My food would be cooked for me, served to me and my room cleaned for me. I could smoke whenever and wherever I wanted, since for some ungodly reason smoking is always allowed in mental institutions and drug rehabs, but on the outside I have to wait for every other Tuesday under a full moon, at one of three pre-approved locations for up to one hour. I joke, although with the way the laws have been going, that scenario might not be that far off. Let me remind you folks who are groaning about me being a smoker, its still legal folks! LEGAL! Look up the word if you are unsure of its meaning. At this rate, we may end up with hoards of people in rehabs and mental hospitals who are only there because they want to still be able to smoke when they please and where they please. That should make an interesting dent in the health care system.

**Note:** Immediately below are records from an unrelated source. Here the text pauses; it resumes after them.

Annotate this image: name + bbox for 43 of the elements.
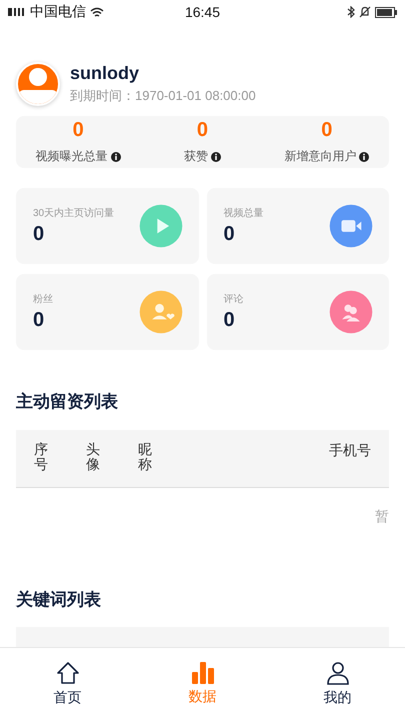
expiry-date: 到期时间：1970-01-01 08:00:00: [70, 87, 256, 105]
metric-card[interactable]: 粉丝 0: [16, 274, 198, 350]
stat-value: 0: [196, 119, 208, 142]
metric-value: 0: [33, 223, 46, 246]
section-title: 关键词列表: [16, 589, 102, 611]
wifi-icon: [90, 6, 104, 18]
metric-card[interactable]: 30天内主页访问量 0: [16, 188, 198, 264]
stat-label: 获赞: [184, 148, 208, 165]
avatar: [16, 62, 60, 106]
metric-label: 粉丝: [33, 292, 53, 306]
bar-chart-icon: [192, 662, 214, 684]
stat-value: 0: [72, 119, 84, 142]
metric-card[interactable]: 视频总量 0: [206, 188, 389, 264]
info-icon[interactable]: [110, 152, 121, 162]
user-name: sunlody: [70, 63, 140, 84]
bluetooth-icon: [346, 6, 355, 18]
metric-label: 评论: [224, 293, 244, 306]
stat-label: 视频曝光总量: [36, 148, 108, 165]
tab[interactable]: 首页: [0, 648, 135, 720]
stat-label: 新增意向用户: [284, 148, 356, 165]
section-title: 主动留资列表: [16, 391, 119, 413]
column-header: 头像: [86, 442, 100, 474]
metric-card[interactable]: 评论 0: [206, 274, 389, 350]
tab[interactable]: 我的: [270, 648, 405, 720]
bell-muted-icon: [358, 6, 371, 18]
stat-value: 0: [321, 119, 332, 142]
signal-icon: [8, 7, 26, 17]
column-header: 昵称: [138, 442, 152, 474]
metric-value: 0: [224, 309, 236, 332]
column-header: 手机号: [329, 442, 371, 460]
metric-label: 视频总量: [224, 206, 264, 220]
home-icon: [56, 661, 80, 685]
info-icon[interactable]: [210, 152, 221, 162]
info-icon[interactable]: [359, 152, 370, 162]
user-icon: [326, 661, 350, 685]
carrier-name: 中国电信: [30, 3, 86, 21]
battery-icon: [374, 6, 397, 18]
metric-value: 0: [224, 223, 236, 246]
metric-label: 30天内主页访问量: [33, 206, 114, 220]
empty-message: 暂: [375, 508, 389, 526]
status-time: 16:45: [184, 4, 220, 20]
column-header: 序号: [34, 442, 48, 474]
metric-value: 0: [33, 309, 46, 332]
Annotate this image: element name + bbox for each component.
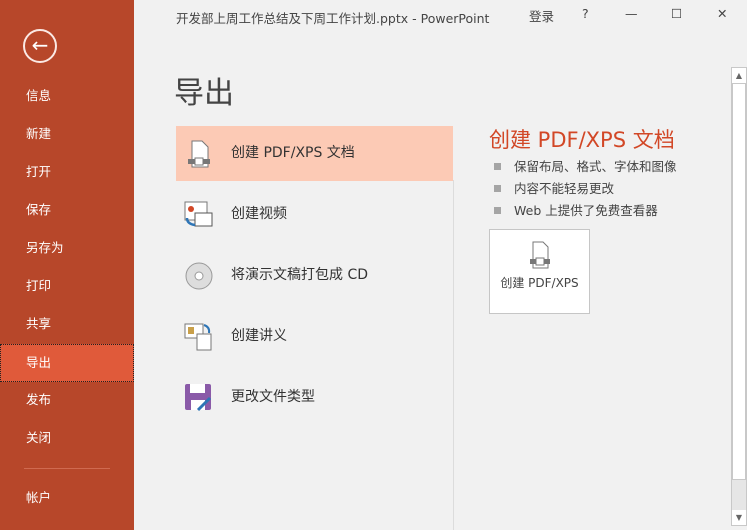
- sign-in-link[interactable]: 登录: [529, 6, 554, 25]
- option-package-cd[interactable]: 将演示文稿打包成 CD: [176, 248, 453, 303]
- nav-info[interactable]: 信息: [0, 77, 134, 115]
- save-as-type-icon: [185, 384, 212, 412]
- cd-icon: [185, 262, 213, 290]
- option-create-pdf[interactable]: 创建 PDF/XPS 文档: [176, 126, 453, 181]
- create-pdf-xps-button[interactable]: 创建 PDF/XPS: [489, 229, 590, 314]
- nav-share[interactable]: 共享: [0, 305, 134, 343]
- panel-divider: [453, 180, 454, 530]
- help-button[interactable]: ?: [582, 6, 589, 21]
- scrollbar-thumb[interactable]: [732, 83, 746, 480]
- window-title: 开发部上周工作总结及下周工作计划.pptx - PowerPoint: [176, 11, 490, 26]
- nav-open[interactable]: 打开: [0, 153, 134, 191]
- pdf-document-icon: [530, 241, 550, 269]
- vertical-scrollbar[interactable]: ▲ ▼: [731, 67, 747, 526]
- handout-icon: [184, 323, 212, 351]
- nav-export[interactable]: 导出: [0, 344, 134, 382]
- nav-save[interactable]: 保存: [0, 191, 134, 229]
- pdf-document-icon: [188, 140, 210, 168]
- option-create-video[interactable]: 创建视频: [176, 187, 453, 242]
- detail-bullet: Web 上提供了免费查看器: [494, 200, 658, 219]
- back-button[interactable]: ←: [23, 29, 57, 63]
- nav-close[interactable]: 关闭: [0, 419, 134, 457]
- nav-new[interactable]: 新建: [0, 115, 134, 153]
- scroll-up-arrow-icon[interactable]: ▲: [732, 68, 746, 83]
- sidebar-divider: [24, 468, 110, 469]
- video-icon: [184, 201, 213, 227]
- close-button[interactable]: ✕: [717, 6, 727, 21]
- nav-account[interactable]: 帐户: [0, 479, 134, 517]
- nav-print[interactable]: 打印: [0, 267, 134, 305]
- scroll-down-arrow-icon[interactable]: ▼: [732, 510, 746, 525]
- backstage-sidebar: ← 信息 新建 打开 保存 另存为 打印 共享 导出 发布 关闭 帐户: [0, 0, 134, 530]
- minimize-button[interactable]: —: [625, 6, 638, 21]
- nav-save-as[interactable]: 另存为: [0, 229, 134, 267]
- detail-bullet: 保留布局、格式、字体和图像: [494, 156, 677, 175]
- page-title: 导出: [174, 76, 234, 111]
- maximize-button[interactable]: ☐: [671, 6, 682, 21]
- option-create-handouts[interactable]: 创建讲义: [176, 309, 453, 364]
- detail-bullet: 内容不能轻易更改: [494, 178, 614, 197]
- option-change-file-type[interactable]: 更改文件类型: [176, 370, 453, 425]
- detail-title: 创建 PDF/XPS 文档: [489, 128, 675, 152]
- nav-publish[interactable]: 发布: [0, 381, 134, 419]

Anyway, as I was saying a little mental health break from the world really doesn't sound all that bad. After all sanity isn't all its cracked up to be, in fact I think it is highly over rated. Holding onto my sanity by the small string it is still perilously clinging too hasn't really done much of anything for me that I can see. As we can tell it hasn’t helped at all with my somewhat unstable devotion to all things Star Wars, and it certainly hasn’t helped me with my borderline OCD rituals (don’t worry I’ll get to those later), and it certainly has done nothing to help me deal with the destruction of my last marriage to none other than Long Island’s own Darth Vader (and yes I know that is a Star Wars reference but trust me in this case it fits.) As a matter of fact so far although I know it is still there, it hasn't really done a thing for me, so maybe, just maybe I am better off without it.

As Norman Bates so eloquently put it, we all go a little crazy sometimes and maybe we need to. So yes, after all the evidence is in, I wouldn't mind being Carrie Fisher for a day, a week, a month. I think it would be a nice change of pace from my life, a little out-of-body experience vacation. Sounds nice.

Well I am off to bed to sleep with Harrison, goodnight.